Shrub encroachment across North America: A multi-site synthesis of patterns, mechanisms, and consequences

TitleShrub encroachment across North America: A multi-site synthesis of patterns, mechanisms, and consequences
Publication TypeConference Paper
Year of Publication2006
AuthorsBriggs J., Knapp A., Archer SR, Bret-Harte S., Collins S., Ewers B., Peters DC, Young D.

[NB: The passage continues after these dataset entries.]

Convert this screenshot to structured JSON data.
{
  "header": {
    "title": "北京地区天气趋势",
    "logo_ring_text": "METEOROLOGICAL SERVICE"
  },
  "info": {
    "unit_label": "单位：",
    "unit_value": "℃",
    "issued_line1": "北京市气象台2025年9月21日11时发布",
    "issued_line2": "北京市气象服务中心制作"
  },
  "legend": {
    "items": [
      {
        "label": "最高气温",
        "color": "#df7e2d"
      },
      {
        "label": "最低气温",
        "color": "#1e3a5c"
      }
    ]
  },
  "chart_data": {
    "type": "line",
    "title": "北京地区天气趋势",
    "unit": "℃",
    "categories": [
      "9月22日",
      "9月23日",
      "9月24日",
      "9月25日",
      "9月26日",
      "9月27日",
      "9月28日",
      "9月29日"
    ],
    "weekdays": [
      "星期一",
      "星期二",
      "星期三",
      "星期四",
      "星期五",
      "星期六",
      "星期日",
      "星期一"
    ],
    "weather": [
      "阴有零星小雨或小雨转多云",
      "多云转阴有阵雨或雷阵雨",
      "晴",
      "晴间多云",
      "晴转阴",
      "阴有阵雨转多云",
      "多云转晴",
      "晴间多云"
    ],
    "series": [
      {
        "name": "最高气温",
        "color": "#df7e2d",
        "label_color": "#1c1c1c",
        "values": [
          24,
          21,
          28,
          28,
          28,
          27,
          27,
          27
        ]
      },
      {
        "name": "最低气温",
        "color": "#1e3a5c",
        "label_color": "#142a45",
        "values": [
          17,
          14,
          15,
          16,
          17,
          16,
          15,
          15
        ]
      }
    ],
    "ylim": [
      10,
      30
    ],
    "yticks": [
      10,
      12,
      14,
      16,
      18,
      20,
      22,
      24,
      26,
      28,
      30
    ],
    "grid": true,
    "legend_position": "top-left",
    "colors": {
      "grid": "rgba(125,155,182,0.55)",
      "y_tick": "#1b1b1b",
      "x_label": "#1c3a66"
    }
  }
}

Conference Name91st Ecological Society of America Meetings
Date PublishedAugust 6-11, 200
Conference LocationProCite field[13]: Memphis, TN
ARIS Log Number200293
Keywordsgrasslands, shrub, sythesis
AbstractIn North America, the expansion of shrubs within ecosystems previously dominated by herbaceous species has been documented in barrier islands off the Virginia coast, mesic grasslands of the Great Plains, sub-tropical savannas of Texas, desert grasslands of the Southwest, across the Intermountain West and in the Artic tundra. We synthesized data from four LTER sites and seven sites in total (in Virginia, Kansas, Texas, New Mexico, Wyoming and Alaska) to assess the mechanisms and consequences of this widespread pattern of growth-form substitution. Mean annual temperature at these sites ranged from -12.5C at the tundra site (Arctic LTER) to 22C at the La Copita, TX site and mean annual precipitation (MAP) ranging from 259mm at the WY site to 1065mm at the Virginia Coast Reserve LTER site. Overall, ANPP was increased when shrubs invaded herbaceous-dominated ecosystems, but this pattern was driven by large increases at the mesic sites. At the driest sites (NM and WY), ANPP decreased with shrub expansion. Across all sites, MAP was more strongly correlated with shrub ANPP (r2 = 0.71) than herbaceous ANPP (r2 = 0.55). In contrast to ANPP responses, species richness declined with the expansion of shrubs into these herbaceous-dominated ecosystems. These shifts in ecosystem structure clearly affect function across these biomes, with potentially dramatic and long-term regional implications given the extent of this phenomenon and the low probability of a return to dominance by herbaceous species in many of these ecosystems.